Yogyakarta sebelumnya telah menjadi salah satu wilayah tempat nyamuk Wolbachia disebarkan. Nyamuk dengan bakteri Wolbachia ini dipercaya 77% efektif melawan nyamuk Aedes aegypti penyebab DBD.

Menurut Nadia, tiga hal yang memicu peningkatan kasus DBD di Tanah Air adalah pertama, penurunan aktivitas pemberantasan sarang nyamuk di masyarakat dan keluarga. Kedua, fenomena El Nino yakni pemanasan suhu muka laut di atas kondisi normal.

Faktor ketiga adalah perubahan iklim yang menggeser musim penghujan dan kemarau. Nadia menjelaskan El Nino dan pergeseran musim ini berdampak pada daur hidup nyamuk Aedes aegypti.

Proses perkembangan dari telur menjadi larva hingga menjadi nyamuk dewasa kian pendek. “Ditambah dengan musim hujan dan panas yang menambah sarang nyamuk. Karena air bisa ditampung di berbagai tempat,” kata Nadia.

Kementerian Kesehatan sendiri sudah mencatat total 475 kematian karena DBD di 28 provinsi, hingga minggu ke-15 tahun ini. Angka ini melonjak 180% dari kasus di minggu ke-15 tahun lalu, yakni 175 kematian.

Adapun Kemenkes mencatat sudah lima daerah yang menerima jentik nyamuk dengan bakteri Wolbachia sejak awal 2023. Lima daerah tersebut adalah Jakarta Barat, Bandung, Semarang, Bontang, dan Kupang. Penyebaran jentik nyamuk berbakteri Wolbachia dilakukan di 47.251 titik di Kota Semarang, 20.513 titik di Kota Bandung, 18.761 titik di Kota Jakarta Barat, 9.751 titik di Kota Kupang, dan 4.917 titik di Kota Bontang.

 Penelitian Wolbachia untuk penanganan DBD di Indonesia sudah berjalan sejak 2011 di Yogyakarta. Bakteri ini bisa melumpuhkan virus dengue, penyebab DBD yang hidup di nyamuk Aedes aegypti.
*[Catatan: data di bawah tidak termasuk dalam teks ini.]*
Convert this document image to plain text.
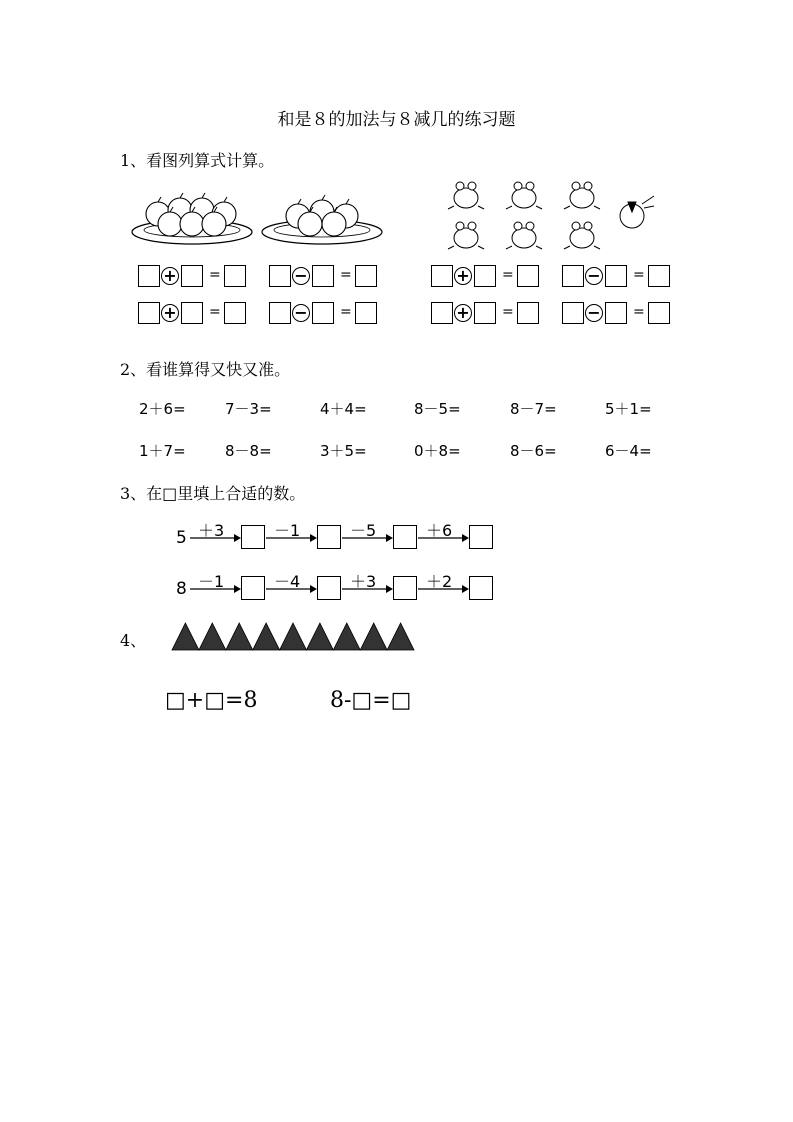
和是８的加法与８减几的练习题
1、看图列算式计算。
+ =	− =	+ =	− =
+ =	− =	+ =	− =
2、看谁算得又快又准。
2＋6=	7－3=	4＋4=	8－5=	8－7=	5＋1=
1＋7=	8－8=	3＋5=	0＋8=	8－6=	6－4=
3、在□里填上合适的数。
5 ＋3	－1	－5	＋6
8 －1	－4	＋3	＋2
4、
□+□=8	8-□=□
Di Yogyakarta, Wolbachia bisa mereduksi angka kasus DBD hingga 77%, bahkan menurunkan kebutuhan rawat di rumah sakit hingga 86%.

Peneliti Universitas Gadjah Mada, Ari Utarini, menjelaskan Wolbachia bukanlah rekayasa genetik dan bisa ditemukan pada kurang lebih 50% serangga di alam. Bakteri Wolbachia akan dimasukkan ke nyamuk Aedes aegypti betina, sehingga bila betina itu kawin, telurnya sudah berbakteri Wolbachia. 

Selanjutnya telur nyamuk ini kemudian diletakkan di tempat tinggal masyarakat, kemudian menetas dan menjadi nyamuk dewasa. Siklus ini akan terjadi terus menerus sehingga menekan jumlah penyakit DBD. 

Meski demikian, Wolbachia gunakan sebagai pelengkap penanganan DBD, bukan menggantikan program yang sudah ada seperti vaksin dan fogging. Lebih lanjut, epidemiolog UGM Riris Andono Ahmad menemukan ada potensi Wolbachia mengeliminasi DBD. Oleh sebab itu pihaknya akan memberhentikan intervensi dan memantau perkembangan Wolbachia di sana.

 “Memang akan tetap ada kasus dengue karena infeksi orang yang datang dari luar daerah. Tapi melihat bagusnya efek di Yogyakarta, ini memberi harapan mencapai eliminasi dengue,” kata Andono.